The Uncontrollable Marriage Movement

Yglesias counters Megan on the role of the courts. Matt is right that there is not some Gay Politburo deciding strategy in civil rights movements. I know something about this. I spent over a decade trying to persuade the HRC Politburo to take marriage equality seriously. But the only people the gay rights muckety-mucks take seriously are very very rich donors. But then actual, real, living gay couples sued for their equality, against the wishes of the gay establishment. That’s how this movement started in Hawaii, and Alaska, and Massachusetts. The Gay Politburo at a national level tried to stop it. Do you realize that no gay legal group would take on the first mariage case in Hawaii? A straight guy did it. I’m so glad Matt understands:

Say you’re living your life with your partner and you want to get married. But then the local legal authorities tell you that you can’t get married. That seems like unfair discrimination to you, so you inquire with an attorney. The attorney says, yes, your state has never allowed a man to be legally wed to another man, but he agrees with you that it’s unfair. And not just unfair, illegal, a violation of your state constitution’s guarantees of equal rights.

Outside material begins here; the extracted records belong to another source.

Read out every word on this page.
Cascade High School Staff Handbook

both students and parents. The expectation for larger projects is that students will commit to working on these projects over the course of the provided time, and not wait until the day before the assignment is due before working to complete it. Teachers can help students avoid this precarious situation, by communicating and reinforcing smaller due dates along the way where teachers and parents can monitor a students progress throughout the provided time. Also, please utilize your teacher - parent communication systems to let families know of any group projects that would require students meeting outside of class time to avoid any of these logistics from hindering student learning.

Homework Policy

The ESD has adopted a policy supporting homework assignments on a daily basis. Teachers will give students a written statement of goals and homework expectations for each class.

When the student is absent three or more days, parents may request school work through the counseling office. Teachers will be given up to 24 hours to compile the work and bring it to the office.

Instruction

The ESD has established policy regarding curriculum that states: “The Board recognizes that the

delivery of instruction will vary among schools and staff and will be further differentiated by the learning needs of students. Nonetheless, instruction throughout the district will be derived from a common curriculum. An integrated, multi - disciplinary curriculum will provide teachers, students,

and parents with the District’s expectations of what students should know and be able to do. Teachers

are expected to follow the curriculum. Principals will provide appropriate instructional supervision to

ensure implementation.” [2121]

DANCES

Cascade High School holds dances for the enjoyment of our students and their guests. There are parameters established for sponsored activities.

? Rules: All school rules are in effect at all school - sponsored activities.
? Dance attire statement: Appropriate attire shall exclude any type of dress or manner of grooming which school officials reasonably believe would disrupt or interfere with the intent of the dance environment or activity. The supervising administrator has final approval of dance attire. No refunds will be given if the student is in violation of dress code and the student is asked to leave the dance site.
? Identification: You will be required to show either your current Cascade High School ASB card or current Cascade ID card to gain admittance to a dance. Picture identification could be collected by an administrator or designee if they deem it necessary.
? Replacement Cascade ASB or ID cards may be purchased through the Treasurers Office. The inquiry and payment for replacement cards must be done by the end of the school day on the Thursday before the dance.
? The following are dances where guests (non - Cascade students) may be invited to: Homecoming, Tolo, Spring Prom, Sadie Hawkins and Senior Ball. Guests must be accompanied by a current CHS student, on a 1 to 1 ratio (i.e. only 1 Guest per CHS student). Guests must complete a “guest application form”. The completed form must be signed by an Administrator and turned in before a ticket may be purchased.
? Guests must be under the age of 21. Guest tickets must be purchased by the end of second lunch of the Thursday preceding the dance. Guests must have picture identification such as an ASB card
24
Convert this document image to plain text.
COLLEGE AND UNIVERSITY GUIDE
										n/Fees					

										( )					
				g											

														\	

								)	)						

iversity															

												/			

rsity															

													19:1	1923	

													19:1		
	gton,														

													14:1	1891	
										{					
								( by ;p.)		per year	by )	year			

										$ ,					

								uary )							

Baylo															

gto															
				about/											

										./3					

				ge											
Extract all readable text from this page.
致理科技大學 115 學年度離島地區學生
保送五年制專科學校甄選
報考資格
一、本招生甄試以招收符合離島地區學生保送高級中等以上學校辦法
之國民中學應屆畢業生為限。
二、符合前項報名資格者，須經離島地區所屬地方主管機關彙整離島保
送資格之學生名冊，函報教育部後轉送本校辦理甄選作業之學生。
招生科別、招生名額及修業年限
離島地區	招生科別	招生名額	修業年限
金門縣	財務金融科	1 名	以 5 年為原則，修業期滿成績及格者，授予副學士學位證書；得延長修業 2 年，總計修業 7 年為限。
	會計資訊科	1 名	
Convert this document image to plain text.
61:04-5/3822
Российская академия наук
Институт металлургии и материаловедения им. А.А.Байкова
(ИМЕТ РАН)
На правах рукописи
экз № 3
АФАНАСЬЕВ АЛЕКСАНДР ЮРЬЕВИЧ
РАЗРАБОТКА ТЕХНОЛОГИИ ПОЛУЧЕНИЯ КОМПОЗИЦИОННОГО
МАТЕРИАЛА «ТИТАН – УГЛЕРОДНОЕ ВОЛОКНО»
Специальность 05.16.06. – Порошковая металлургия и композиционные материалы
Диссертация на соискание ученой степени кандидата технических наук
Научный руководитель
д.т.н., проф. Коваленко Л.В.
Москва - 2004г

So you sue! Then the case comes before a judge and the judge thinks, yeah, the local authorities’ action is a violation of the state constitution’s guarantee of equal rights. Is the judge supposed to rule against you even though he thinks your case has merits, offering as his reasoning “it would be counterproductive to the long-term political strategy of the gay rights movement for me to offer the ruling I believe to be correct”? That doesn’t sound right.

And is Gay Rights Central Command suppose to somehow stop you from suing? How would they do that?

The fact is that as best I can tell most gay rights organizations agreed with Megan about this. As of a few years ago, their big idea was to push for what they saw as practical legislative goals — hate crimes laws and an Employment Non-Discrimination Act — to help slowly but surely continue to build legislative support for full equality before the law. But they had no ability to prevent various individuals in Hawaii, Massachusetts, California, and elsewhere from pursuing their legal rights as they saw fit.